The Challenge
- Understanding the costs which make up packages of care.
- Controlling spiralling placement costs.
- Changing the organisation’s culture around questioning the cost of care.
The Solution
- Appointing an analyst to understand the local market with CareCubed as a key part of the role.
- Reviewing cohorts of placements, starting with high-cost placements and moving onto midrange placements.
- Using CareCubed to help shape the market, especially around cost setting for new providers.
- Using CareCubed as a robust evidence base and consistent approach which is understood by all key stakeholders.
Results
- £1.58m cost avoidance since November 2022 (total at April 2025).
- Increased confidence in negotiating and understanding provider cost bases.
- Now confident to apply CareCubed learnings and practices to independent non-maintained special schools.
Lancashire County Council (LCC) was the first local authority to adopt the CareCubed Children’s module. Its trail-blazing work has seen a rapid uptake of the tool in the North West region and has contributed to £1.58m of savings and cost avoidance on looked-after children’s home placements since November 2022. The tool is also helping shape the local provider market and supporting culture change in the organisation.
“Initially when we started it was any high-cost children’s home over £6,500 per week. Now we have a real grip on high-cost homes and our
numbers have significantly gone down – partly due to CareCubed but also due to a culture change in the organisation,”
Annette McNeil
Senior Commissioning Manager for Policy,
Commissioning and Children’s Health
After a period of learning how to use the tool, LCC appointed a Market Placement Analyst to help the authority understand the local market.
A key part of this role is CareCubed. This was initially a two-year fixed-term position but was quickly made permanent as the savings became evident.
The first use of CareCubed in this role was for the analyst to carry out CareCubed on its high-cost placement cohort, as well as for uplifts and to work with new providers on understanding fair cost of care. By July 2024 the council was ready to include mid-range homes in its processes, including its framework contract providers.

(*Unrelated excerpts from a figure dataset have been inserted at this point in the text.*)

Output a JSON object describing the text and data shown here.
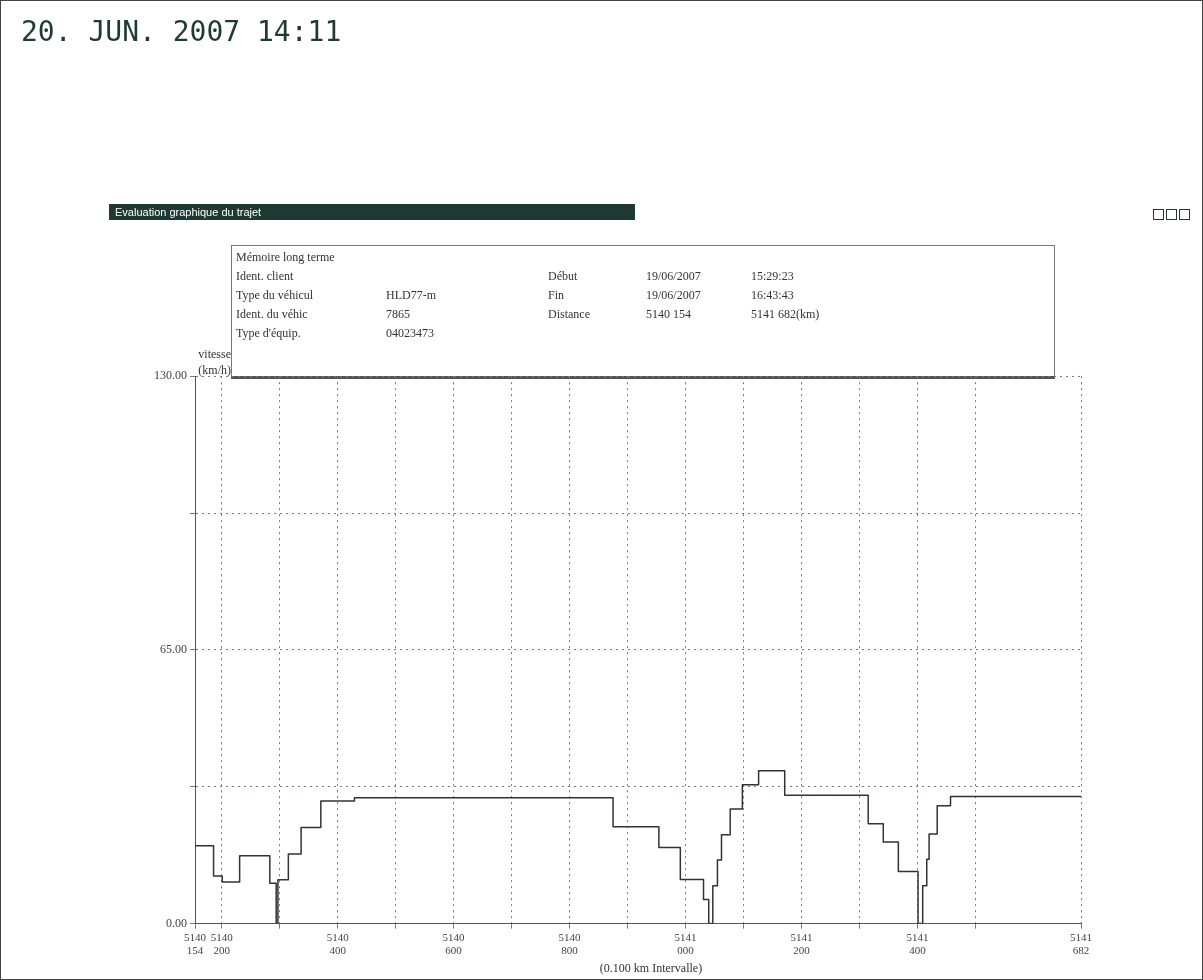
{
  "chart_data": {
    "type": "step",
    "title": "Evaluation graphique du trajet",
    "subtitle": "20. JUN. 2007 14:11",
    "xlabel": "(0.100 km Intervalle)",
    "ylabel": "vitesse (km/h)",
    "annotations": [
      "Mémoire long terme",
      "Ident. client",
      "Type du véhicul",
      "HLD77-m",
      "Ident. du véhic",
      "7865",
      "Type d'équip.",
      "04023473",
      "Début",
      "19/06/2007",
      "15:29:23",
      "Fin",
      "19/06/2007",
      "16:43:43",
      "Distance",
      "5140 154",
      "5141 682(km)"
    ],
    "x": [
      5140154,
      5140186,
      5140201,
      5140231,
      5140283,
      5140294,
      5140297,
      5140315,
      5140337,
      5140371,
      5140429,
      5140875,
      5140954,
      5140991,
      5141031,
      5141040,
      5141047,
      5141055,
      5141062,
      5141077,
      5141098,
      5141126,
      5141171,
      5141315,
      5141341,
      5141367,
      5141401,
      5141409,
      5141416,
      5141420,
      5141434,
      5141457,
      5141504,
      5141617,
      5141682
    ],
    "values": [
      18.5,
      11.3,
      9.9,
      16.1,
      9.6,
      0,
      10.4,
      16.5,
      22.8,
      29.1,
      29.9,
      23.0,
      18.1,
      10.5,
      5.7,
      0,
      9.0,
      15.1,
      21.1,
      27.2,
      33.0,
      36.3,
      30.5,
      23.7,
      19.4,
      12.4,
      0,
      9.0,
      15.3,
      21.3,
      28.0,
      30.2,
      30.2,
      30.2,
      30.2
    ],
    "color": "#333333",
    "marker": "none",
    "line_style": "solid",
    "grid": true,
    "xlim": [
      5140154,
      5141682
    ],
    "xticks": [
      {
        "value": 5140154,
        "label": "5140 154"
      },
      {
        "value": 5140200,
        "label": "5140 200"
      },
      {
        "value": 5140300,
        "label": null
      },
      {
        "value": 5140400,
        "label": "5140 400"
      },
      {
        "value": 5140500,
        "label": null
      },
      {
        "value": 5140600,
        "label": "5140 600"
      },
      {
        "value": 5140700,
        "label": null
      },
      {
        "value": 5140800,
        "label": "5140 800"
      },
      {
        "value": 5140900,
        "label": null
      },
      {
        "value": 5141000,
        "label": "5141 000"
      },
      {
        "value": 5141100,
        "label": null
      },
      {
        "value": 5141200,
        "label": "5141 200"
      },
      {
        "value": 5141300,
        "label": null
      },
      {
        "value": 5141400,
        "label": "5141 400"
      },
      {
        "value": 5141500,
        "label": null
      },
      {
        "value": 5141682,
        "label": "5141 682"
      }
    ],
    "ylim": [
      0,
      130
    ],
    "yticks": [
      {
        "value": 0,
        "label": "0.00"
      },
      {
        "value": 32.5,
        "label": null
      },
      {
        "value": 65,
        "label": "65.00"
      },
      {
        "value": 97.5,
        "label": null
      },
      {
        "value": 130,
        "label": "130.00"
      }
    ]
  }
}
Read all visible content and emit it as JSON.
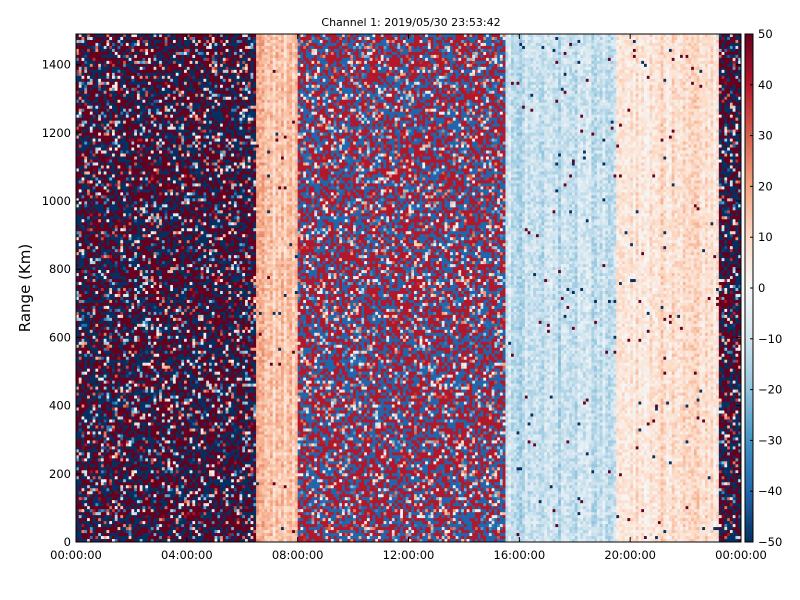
{
  "chart_data": {
    "type": "heatmap",
    "title": "Channel 1: 2019/05/30 23:53:42",
    "xlabel": "",
    "ylabel": "Range (Km)",
    "x_ticks": [
      "00:00:00",
      "04:00:00",
      "08:00:00",
      "12:00:00",
      "16:00:00",
      "20:00:00",
      "00:00:00"
    ],
    "y_ticks": [
      "0",
      "200",
      "400",
      "600",
      "800",
      "1000",
      "1200",
      "1400"
    ],
    "ylim": [
      0,
      1490
    ],
    "colorbar": {
      "ticks": [
        "50",
        "40",
        "30",
        "20",
        "10",
        "0",
        "−10",
        "−20",
        "−30",
        "−40",
        "−50"
      ],
      "range": [
        -50,
        50
      ],
      "colormap": "RdBu_r"
    },
    "grid": false,
    "regions": [
      {
        "from_hour": 0.0,
        "to_hour": 6.5,
        "pattern": "noise",
        "amplitude": 50
      },
      {
        "from_hour": 6.5,
        "to_hour": 8.0,
        "pattern": "smooth",
        "level": 14
      },
      {
        "from_hour": 8.0,
        "to_hour": 15.5,
        "pattern": "noise",
        "amplitude": 40
      },
      {
        "from_hour": 15.5,
        "to_hour": 19.5,
        "pattern": "smooth",
        "level": -12
      },
      {
        "from_hour": 19.5,
        "to_hour": 23.2,
        "pattern": "smooth",
        "level": 8
      },
      {
        "from_hour": 23.2,
        "to_hour": 24.0,
        "pattern": "noise",
        "amplitude": 50
      }
    ]
  }
}
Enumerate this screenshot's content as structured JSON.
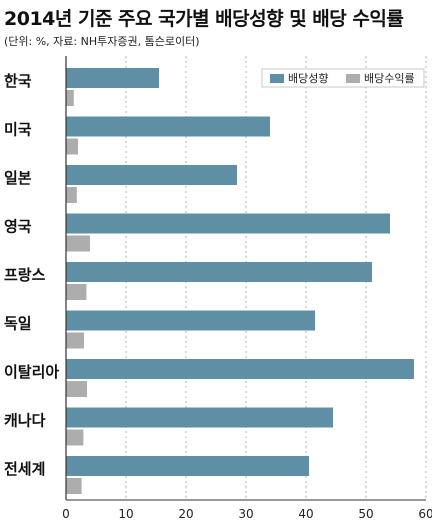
{
  "title": "2014년 기준 주요 국가별 배당성향 및 배당 수익률",
  "subtitle": "(단위: %, 자료: NH투자증권, 톰슨로이터)",
  "colors": {
    "series1": "#5f8fa4",
    "series2": "#adadad",
    "axis": "#333333",
    "grid": "#b5b5b5"
  },
  "chart_data": {
    "type": "bar",
    "orientation": "horizontal",
    "categories": [
      "한국",
      "미국",
      "일본",
      "영국",
      "프랑스",
      "독일",
      "이탈리아",
      "캐나다",
      "전세계"
    ],
    "series": [
      {
        "name": "배당성향",
        "values": [
          15.5,
          34,
          28.5,
          54,
          51,
          41.5,
          58,
          44.5,
          40.5
        ]
      },
      {
        "name": "배당수익률",
        "values": [
          1.3,
          2.0,
          1.8,
          4.0,
          3.4,
          3.0,
          3.5,
          2.9,
          2.6
        ]
      }
    ],
    "x_ticks": [
      "0",
      "10",
      "20",
      "30",
      "40",
      "50",
      "60"
    ],
    "xlim": [
      0,
      60
    ],
    "grid": true,
    "legend_position": "top-right"
  }
}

Annette McNeil, Senior Commissioning Manager for Policy, Commissioning and Children’s Health at LCC says CareCubed has given the organisation a structure to “dive deep into costs”.
“It is about the right home for the right child at the right time in the right place and that means it needs to be a home that meets and matches the child’s needs. It is culture shift of understanding that paying more doesn’t mean that you are getting better care. We are much braver and bolder in Lancashire now because everyone is on the same page and understands the financial constraints we have.”